Rapid and efficient isolation and detection of circulating tumor cells based on ZnS:Mn2+ quantum dots and magnetic nanocomposites

Rapid and non-destructive detection of circulating tumor cells (CTCs) with no disruption of their functions is of great significance for clinical tumor therapy. However, many existing methods for CTC detection commonly rely on conventional three-color immunofluorescence identification, which damages CTCs and easily causes loss of cells. Here, we employed a method to simultaneously capture and authenticate CTCs based on immunonanocomposites (ZnS:Mn2+ QDs and Fe3O4/SiO2) equipped with permanent fluorescent and magnetic properties. A multifunctional nanocomposite was synthesized by encapsulating ZnS:Mn2+ quantum dots (QDs) and Fe3O4 nanoparticles into SiO2 nanospheres and bio-conjugating tumor-specific anti-EpCAM antibodies onto the surface. The resulting nanocomposite had a high tumor cell binding ability, and the Fe3O4 nanoparticles had a rapid magnetic response that enabled capture of circulating tumor cells from patients' blood within minutes. In addition, the cell-immunonanocomposites complexes could be directly recognized by the yellow-orange light emitted by the ZnS:Mn2+ quantum dots, thus labeling cells without utilizing the complicated and destructive procedures involved in traditional CTCs identification.
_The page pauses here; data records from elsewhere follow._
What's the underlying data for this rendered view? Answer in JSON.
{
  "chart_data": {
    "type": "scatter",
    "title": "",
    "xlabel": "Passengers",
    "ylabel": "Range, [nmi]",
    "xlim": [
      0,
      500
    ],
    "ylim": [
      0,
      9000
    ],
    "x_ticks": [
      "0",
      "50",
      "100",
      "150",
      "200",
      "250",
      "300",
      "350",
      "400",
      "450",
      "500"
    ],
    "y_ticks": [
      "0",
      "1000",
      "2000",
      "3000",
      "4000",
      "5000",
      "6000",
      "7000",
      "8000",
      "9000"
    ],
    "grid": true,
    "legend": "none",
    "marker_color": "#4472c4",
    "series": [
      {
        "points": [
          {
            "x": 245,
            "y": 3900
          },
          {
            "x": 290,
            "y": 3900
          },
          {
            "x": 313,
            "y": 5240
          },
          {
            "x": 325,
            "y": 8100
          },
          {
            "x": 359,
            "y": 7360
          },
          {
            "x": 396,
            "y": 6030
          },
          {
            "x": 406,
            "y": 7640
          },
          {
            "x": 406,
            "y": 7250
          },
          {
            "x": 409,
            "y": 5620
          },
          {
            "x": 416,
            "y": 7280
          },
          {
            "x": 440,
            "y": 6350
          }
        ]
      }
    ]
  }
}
We successfully achieved a high capture efficiency of up to 90.8%, and the specific fluorescence labeling of CTCs was realized in 9 clinical breast cancer patients' samples. Furthermore, this simple, convenient and cell-friendly approach is significant for solving the problems of cell viability and enables non-destructive CTC detection, which marks an advance in cancer treatment and clinical applications.